Карлос Оливейра - Современная португальская повесть
Безысходное отчаяние, притаившееся в его груди, прорвалось сквозь навеянный прошлым рассвет. И он понял — от отчаяния ему не уйти. Так или иначе — в равнодушии его жены, в разговоре за стеною овина, в чем бы то ни было, — оно никогда не оставит его. Вот и сейчас, в эту минуту, неведомый голос, из тишины, говорил ему: птицы взлетают в небо, но когда-нибудь их не будет, ты видишь сияющие апельсины на ветках, но они непременно сгниют, сборщицы винограда поют, скот пасется, люди ищут чего-то, но все и вся суть удобрение для земли. Таинственный голос из тишины настаивал: а когда ты захочешь утолить твою жажду, смыть осадок прошедшей ночи, все разговоры и все слова, вода высохнет разом.
Он поднялся и побрел к дому. В мокрой земле, по которой он шел, гнили палые октябрьские листья — золото, оскверненное грязью, ужин червям. Его пробрало ознобом при мысли о том, что и его тело беззащитно и точно так же обречено на тление.
По поверхности утра пробегала легкая рябь звуков, даже не звуков, а предчувствия звуков. Недоступное ни уху, ни глазу потягивание растений, освеженных росой, тысяча и одно неведомое высшему миру движение. Низшая жизнь пробуждалась. Потом забегали кролики в дроке, затрепыхались чьи-то проснувшиеся крылья. Петухи пели вовсю, гоня прочь остатки утреннего тумана. По деревне плыл шум человеческой суеты, вбирая в себя дым от очагов, запахи хлева. День наступал наконец. Глядя вокруг, в живом трепете земли он различал лишь признаки разложения, ее тайное тайных — распад.
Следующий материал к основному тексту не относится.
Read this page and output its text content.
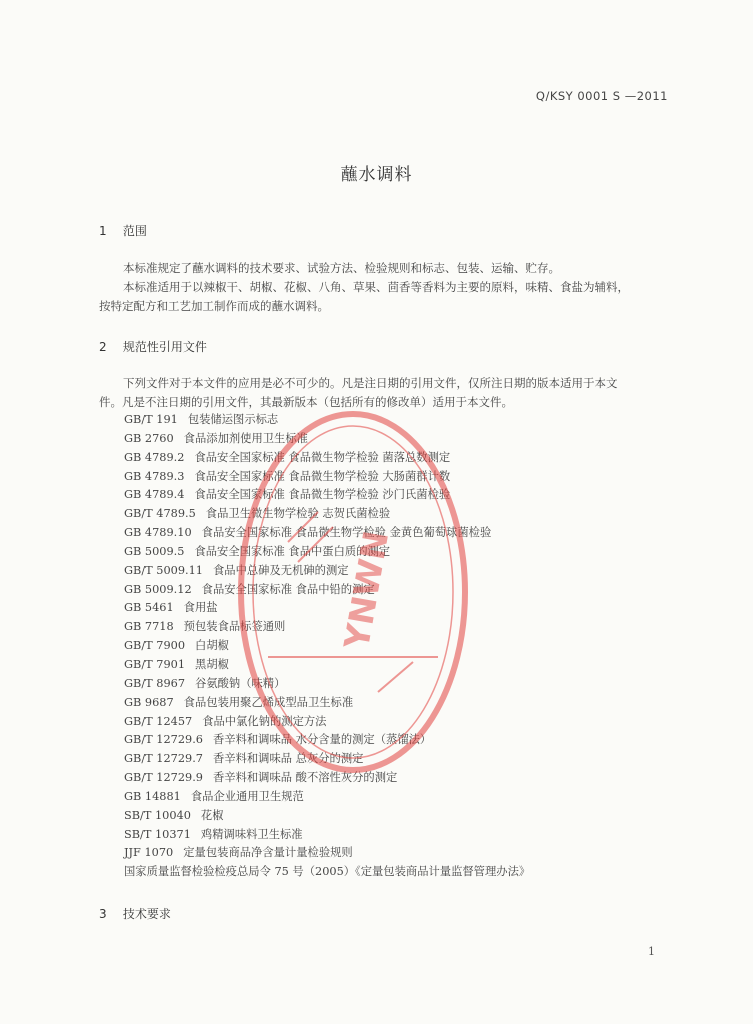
Q/KSY 0001 S —2011
蘸水调料
1 范围
本标准规定了蘸水调料的技术要求、试验方法、检验规则和标志、包装、运输、贮存。
本标准适用于以辣椒干、胡椒、花椒、八角、草果、茴香等香料为主要的原料，味精、食盐为辅料，
按特定配方和工艺加工制作而成的蘸水调料。
2 规范性引用文件
下列文件对于本文件的应用是必不可少的。凡是注日期的引用文件，仅所注日期的版本适用于本文
件。凡是不注日期的引用文件，其最新版本（包括所有的修改单）适用于本文件。
GB/T 191 包装储运图示标志
GB 2760 食品添加剂使用卫生标准
GB 4789.2 食品安全国家标准 食品微生物学检验 菌落总数测定
GB 4789.3 食品安全国家标准 食品微生物学检验 大肠菌群计数
GB 4789.4 食品安全国家标准 食品微生物学检验 沙门氏菌检验
GB/T 4789.5 食品卫生微生物学检验 志贺氏菌检验
GB 4789.10 食品安全国家标准 食品微生物学检验 金黄色葡萄球菌检验
GB 5009.5 食品安全国家标准 食品中蛋白质的测定
GB/T 5009.11 食品中总砷及无机砷的测定
GB 5009.12 食品安全国家标准 食品中铅的测定
GB 5461 食用盐
GB 7718 预包装食品标签通则
GB/T 7900 白胡椒
GB/T 7901 黑胡椒
GB/T 8967 谷氨酸钠（味精）
GB 9687 食品包装用聚乙烯成型品卫生标准
GB/T 12457 食品中氯化钠的测定方法
GB/T 12729.6 香辛料和调味品 水分含量的测定（蒸馏法）
GB/T 12729.7 香辛料和调味品 总灰分的测定
GB/T 12729.9 香辛料和调味品 酸不溶性灰分的测定
GB 14881 食品企业通用卫生规范
SB/T 10040 花椒
SB/T 10371 鸡精调味料卫生标准
JJF 1070 定量包装商品净含量计量检验规则
国家质量监督检验检疫总局令 75 号（2005）《定量包装商品计量监督管理办法》
3 技术要求
1
YNWN
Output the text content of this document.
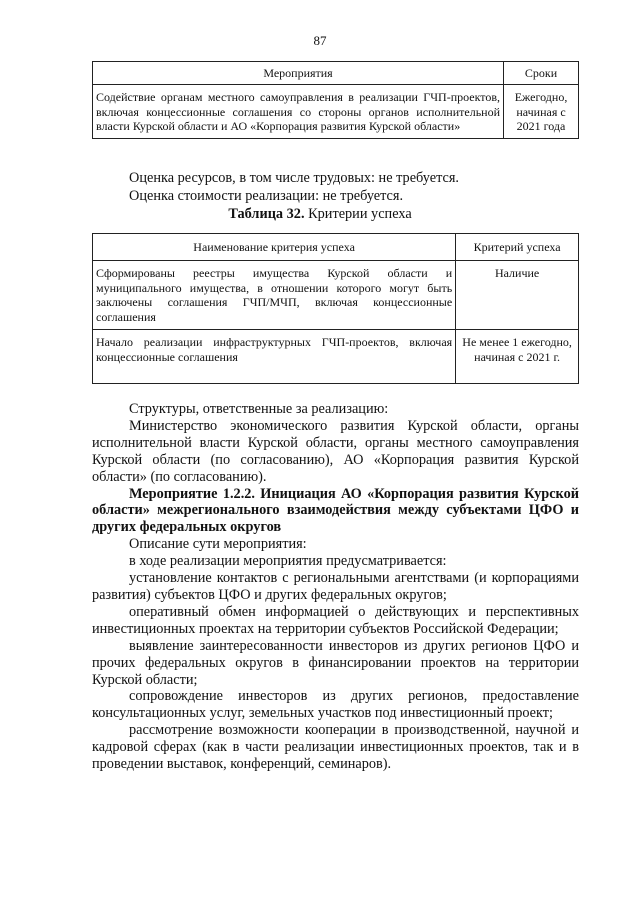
87
Мероприятия	Сроки
Содействие органам местного самоуправления в реализации ГЧП-проектов, включая концессионные соглашения со стороны органов исполнительной власти Курской области и АО «Корпорация развития Курской области»	Ежегодно, начиная с 2021 года
Оценка ресурсов, в том числе трудовых: не требуется.
Оценка стоимости реализации: не требуется.
Таблица 32. Критерии успеха
Наименование критерия успеха	Критерий успеха
Сформированы реестры имущества Курской области и муниципального имущества, в отношении которого могут быть заключены соглашения ГЧП/МЧП, включая концессионные соглашения	Наличие
Начало реализации инфраструктурных ГЧП-проектов, включая концессионные соглашения	Не менее 1 ежегодно, начиная с 2021 г.

Структуры, ответственные за реализацию:

Министерство экономического развития Курской области, органы исполнительной власти Курской области, органы местного самоуправления Курской области (по согласованию), АО «Корпорация развития Курской области» (по согласованию).

Мероприятие 1.2.2. Инициация АО «Корпорация развития Курской области» межрегионального взаимодействия между субъектами ЦФО и других федеральных округов

Описание сути мероприятия:

в ходе реализации мероприятия предусматривается:

установление контактов с региональными агентствами (и корпорациями развития) субъектов ЦФО и других федеральных округов;

оперативный обмен информацией о действующих и перспективных инвестиционных проектах на территории субъектов Российской Федерации;

выявление заинтересованности инвесторов из других регионов ЦФО и прочих федеральных округов в финансировании проектов на территории Курской области;

сопровождение инвесторов из других регионов, предоставление консультационных услуг, земельных участков под инвестиционный проект;

рассмотрение возможности кооперации в производственной, научной и кадровой сферах (как в части реализации инвестиционных проектов, так и в проведении выставок, конференций, семинаров).
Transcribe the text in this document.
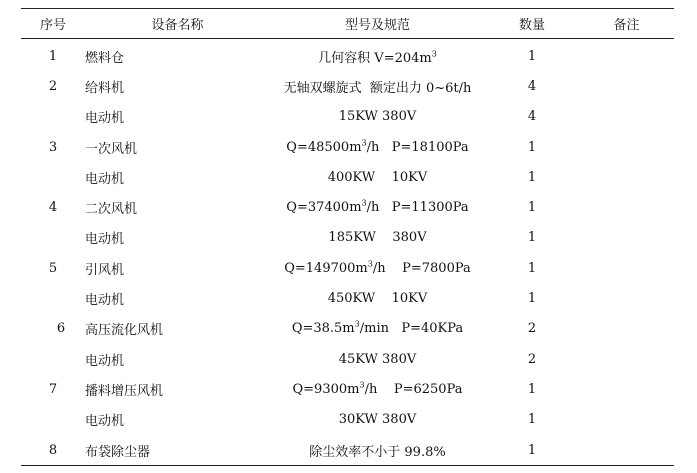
序号	设备名称	型号及规范	数量	备注
1	燃料仓	几何容积 $V=204m^3$	1	
2	给料机	无轴双螺旋式  额定出力 0~6t/h	4	
	电动机	15KW 380V	4	
3	一次风机	$Q=48500m^3/h$   P=18100Pa	1	
	电动机	400KW    10KV	1	
4	二次风机	$Q=37400m^3/h$   P=11300Pa	1	
	电动机	185KW    380V	1	
5	引风机	$Q=149700m^3/h$    P=7800Pa	1	
	电动机	450KW    10KV	1	
6	高压流化风机	$Q=38.5m^3/\min$   P=40KPa	2	
	电动机	45KW 380V	2	
7	播料增压风机	$Q=9300m^3/h$    P=6250Pa	1	
	电动机	30KW 380V	1	
8	布袋除尘器	除尘效率不小于 99.8%	1	
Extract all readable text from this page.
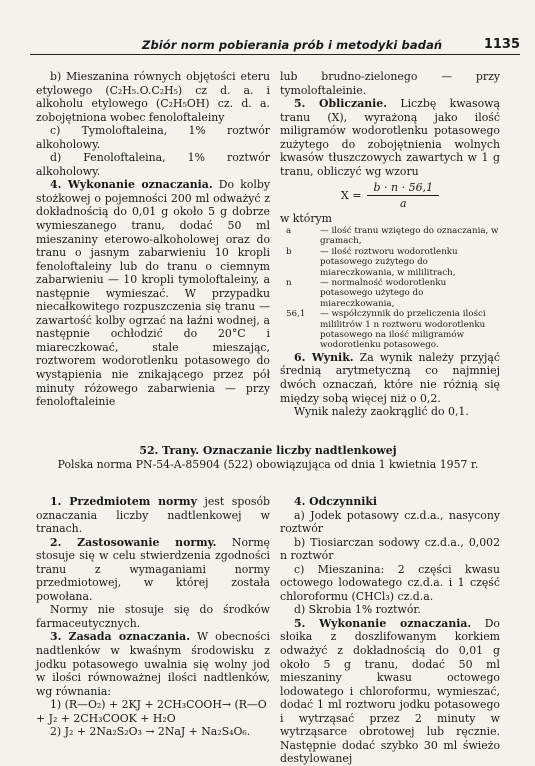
Zbiór norm pobierania prób i metodyki badań	1135

b) Mieszanina równych objętości eteru etylowego (C₂H₅.O.C₂H₅) cz d. a. i alkoholu etylowego (C₂H₅OH) cz. d. a. zobojętniona wobec fenoloftaleiny

c) Tymoloftaleina, 1% roztwór alkoholowy.

d) Fenoloftaleina, 1% roztwór alkoholowy.

4. Wykonanie oznaczania. Do kolby stożkowej o pojemności 200 ml odważyć z dokładnością do 0,01 g około 5 g dobrze wymieszanego tranu, dodać 50 ml mieszaniny eterowo-alkoholowej oraz do tranu o jasnym zabarwieniu 10 kropli fenoloftaleiny lub do tranu o ciemnym zabarwieniu — 10 kropli tymoloftaleiny, a następnie wymieszać. W przypadku niecałkowitego rozpuszczenia się tranu — zawartość kolby ogrzać na łaźni wodnej, a następnie ochłodzić do 20°C i miareczkować, stale mieszając, roztworem wodorotlenku potasowego do wystąpienia nie znikającego przez pół minuty różowego zabarwienia — przy fenoloftaleinie

lub brudno-zielonego — przy tymoloftaleinie.

5. Obliczanie. Liczbę kwasową tranu (X), wyrażoną jako ilość miligramów wodorotlenku potasowego zużytego do zobojętnienia wolnych kwasów tłuszczowych zawartych w 1 g tranu, obliczyć wg wzoru

$X = \frac{b \cdot n \cdot 56,1}{a}$

w którym

a	— ilość tranu wziętego do oznaczania, w gramach,
b	— ilość roztworu wodorotlenku potasowego zużytego do miareczkowania, w mililitrach,
n	— normalność wodorotlenku potasowego użytego do miareczkowania,
56,1	— współczynnik do przeliczenia ilości mililitrów 1 n roztworu wodorotlenku potasowego na ilość miligramów wodorotlenku potasowego.

6. Wynik. Za wynik należy przyjąć średnią arytmetyczną co najmniej dwóch oznaczań, które nie różnią się między sobą więcej niż o 0,2.

Wynik należy zaokrąglić do 0,1.

52. Trany. Oznaczanie liczby nadtlenkowej

Polska norma PN-54-A-85904 (522) obowiązująca od dnia 1 kwietnia 1957 r.

1. Przedmiotem normy jest sposób oznaczania liczby nadtlenkowej w tranach.

2. Zastosowanie normy. Normę stosuje się w celu stwierdzenia zgodności tranu z wymaganiami normy przedmiotowej, w której została powołana.

Normy nie stosuje się do środków farmaceutycznych.

3. Zasada oznaczania. W obecności nadtlenków w kwaśnym środowisku z jodku potasowego uwalnia się wolny jod w ilości równoważnej ilości nadtlenków, wg równania:

1) (R—O₂) + 2KJ + 2CH₃COOH→ (R—O + J₂ + 2CH₃COOK + H₂O

2) J₂ + 2Na₂S₂O₃ → 2NaJ + Na₂S₄O₆.

4. Odczynniki

a) Jodek potasowy cz.d.a., nasycony roztwór

b) Tiosiarczan sodowy cz.d.a., 0,002 n roztwór

c) Mieszanina: 2 części kwasu octowego lodowatego cz.d.a. i 1 część chloroformu (CHCl₃) cz.d.a.

d) Skrobia 1% roztwór.

5. Wykonanie oznaczania. Do słoika z doszlifowanym korkiem odważyć z dokładnością do 0,01 g około 5 g tranu, dodać 50 ml mieszaniny kwasu octowego lodowatego i chloroformu, wymieszać, dodać 1 ml roztworu jodku potasowego i wytrząsać przez 2 minuty w wytrząsarce obrotowej lub ręcznie. Następnie dodać szybko 30 ml świeżo destylowanej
Он пошел быстрее и, войдя во двор своего дома, увидел Жасинто, сидя под старым орехом, тот чистил лошадиную сбрую. И вдруг словно кто-то прокричал ему в ухо слова, сказанные за стеною овина. На мир опустилась рассветная полутьма, тот же утренний ветер взметнул противоречивые страсти, столкнул, обнажил их, заплясал вокруг рыжего, вцепился в него, прильнул к нему, растворился в нем.
Он вошел в дом через кухонную дверь. Мариана хлопотала по своим делам и испуганно переменилась в лице, увидев, как хозяин появился с улицы, согнувшись, в грязи, в такой час.
Он попросил кофе, выпил две чашки, капнув туда бренди, дождался, пока жена встанет, услышав ее шаги по коридору, прошмыгнул к себе, переодел сапоги и белье, смысл грязь с лица и вышел из дома.
XVIII
Когда он переступил порог своей лавки, приказчик только что поднял железные волнистые ставни. Девять часов ровно. Не ответив на «доброе утро», он забрался в свою конторку за матовым стеклом, в глубине лавочки.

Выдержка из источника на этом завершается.